5 of 5 people found the following review helpful
on 16 July 2007
Where this scores over the 'Liberation: Anthology' collection is in having most of the tracks arranged in chronological order, so Uhuru's change in style with each album release is all the more obvious. Pretty much all the classic Island Records stuff is here, not sure why 'Push Push' & 'Carbine' got passed over tho'. As with the earlier 'Liberation', all the tracks from 'Anthem' are from the original album release rather than the brilliant 'Groucho' Smykle remix, with the exception of 'Solidarity'.

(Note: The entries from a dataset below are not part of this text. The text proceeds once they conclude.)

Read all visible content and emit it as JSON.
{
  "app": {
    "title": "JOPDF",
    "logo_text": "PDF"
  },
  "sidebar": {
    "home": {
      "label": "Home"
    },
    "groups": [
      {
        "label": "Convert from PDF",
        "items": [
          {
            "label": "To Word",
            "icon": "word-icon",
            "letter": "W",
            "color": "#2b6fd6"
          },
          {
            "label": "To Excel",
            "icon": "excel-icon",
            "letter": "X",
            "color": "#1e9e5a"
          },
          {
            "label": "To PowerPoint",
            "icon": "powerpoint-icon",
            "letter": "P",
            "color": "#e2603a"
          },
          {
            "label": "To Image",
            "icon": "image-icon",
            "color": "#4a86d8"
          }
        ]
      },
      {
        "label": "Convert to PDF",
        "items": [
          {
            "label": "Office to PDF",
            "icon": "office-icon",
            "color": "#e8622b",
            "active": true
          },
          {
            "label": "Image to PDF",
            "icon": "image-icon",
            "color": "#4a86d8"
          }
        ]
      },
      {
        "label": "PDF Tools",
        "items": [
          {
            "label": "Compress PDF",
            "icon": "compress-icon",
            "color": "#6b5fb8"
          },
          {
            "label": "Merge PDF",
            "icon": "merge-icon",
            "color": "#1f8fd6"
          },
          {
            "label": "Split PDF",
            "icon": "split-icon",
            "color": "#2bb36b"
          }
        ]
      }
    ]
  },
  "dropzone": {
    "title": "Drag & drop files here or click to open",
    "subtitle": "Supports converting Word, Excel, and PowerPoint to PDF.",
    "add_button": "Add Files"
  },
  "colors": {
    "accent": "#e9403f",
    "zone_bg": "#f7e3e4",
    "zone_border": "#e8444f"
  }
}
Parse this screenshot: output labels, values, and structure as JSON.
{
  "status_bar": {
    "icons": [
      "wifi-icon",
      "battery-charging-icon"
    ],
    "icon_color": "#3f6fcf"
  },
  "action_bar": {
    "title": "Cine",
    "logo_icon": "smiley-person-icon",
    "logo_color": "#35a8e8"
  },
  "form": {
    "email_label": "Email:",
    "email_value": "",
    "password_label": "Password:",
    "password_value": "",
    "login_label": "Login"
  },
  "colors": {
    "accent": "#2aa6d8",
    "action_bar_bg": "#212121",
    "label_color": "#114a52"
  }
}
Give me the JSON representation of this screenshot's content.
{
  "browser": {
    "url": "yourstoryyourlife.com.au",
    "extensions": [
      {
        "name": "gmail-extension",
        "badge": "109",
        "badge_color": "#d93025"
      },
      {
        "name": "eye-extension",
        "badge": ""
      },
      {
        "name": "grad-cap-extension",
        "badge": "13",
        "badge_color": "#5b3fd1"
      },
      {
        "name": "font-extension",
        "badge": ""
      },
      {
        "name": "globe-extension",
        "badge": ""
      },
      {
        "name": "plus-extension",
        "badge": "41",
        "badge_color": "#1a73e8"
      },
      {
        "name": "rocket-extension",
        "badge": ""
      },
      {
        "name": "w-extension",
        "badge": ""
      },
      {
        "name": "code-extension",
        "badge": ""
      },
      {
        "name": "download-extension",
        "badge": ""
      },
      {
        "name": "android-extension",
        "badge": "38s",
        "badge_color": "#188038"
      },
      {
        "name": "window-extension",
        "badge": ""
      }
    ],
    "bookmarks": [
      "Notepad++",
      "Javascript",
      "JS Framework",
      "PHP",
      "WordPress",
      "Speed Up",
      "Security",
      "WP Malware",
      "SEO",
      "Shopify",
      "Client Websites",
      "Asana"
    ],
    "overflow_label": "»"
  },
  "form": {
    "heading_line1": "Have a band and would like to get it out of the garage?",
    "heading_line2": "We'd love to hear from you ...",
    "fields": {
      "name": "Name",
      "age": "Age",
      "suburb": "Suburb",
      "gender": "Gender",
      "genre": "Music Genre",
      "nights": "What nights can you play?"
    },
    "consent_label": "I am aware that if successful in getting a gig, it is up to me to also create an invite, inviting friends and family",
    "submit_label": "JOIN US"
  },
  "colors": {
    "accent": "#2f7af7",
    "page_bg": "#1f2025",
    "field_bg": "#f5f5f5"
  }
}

4 of 4 people found the following review helpful
on 9 January 2008
Unavoidabily this new twofer of Black Uhuru has to be compared to the Liberation compilation. This Party in session has 4 tracks more and, crucially, has 5 dub sides from their 1983 Dub factor album (on cd 2)not featured on Liberation.
This gives us the chance to hear both the vocal hits and some of their dub counterparts, which feature more than usually the high voices of Puma Jones and Michael Rose. Sly and Robbie hit a top in their career with these dub sides. The absence of Push push has to be regretted (as on Liberation). Black Uhuru hereby has a second testimony to their 1980-83 heyday and confirms itself as one the absolute top-5 artists in reggae.
1 of 1 people found the following review helpful
on 25 April 2009
This is a fantastic overview of the career of Black Uhuru.
The tunes are amazing and it is an incredible bargain.
This would get 6 stars if it included Plastic Smile : a genius single which is definately one their best, if not THE best track they did.
But since this track doesnt appear to be on any compilation I cant really complain.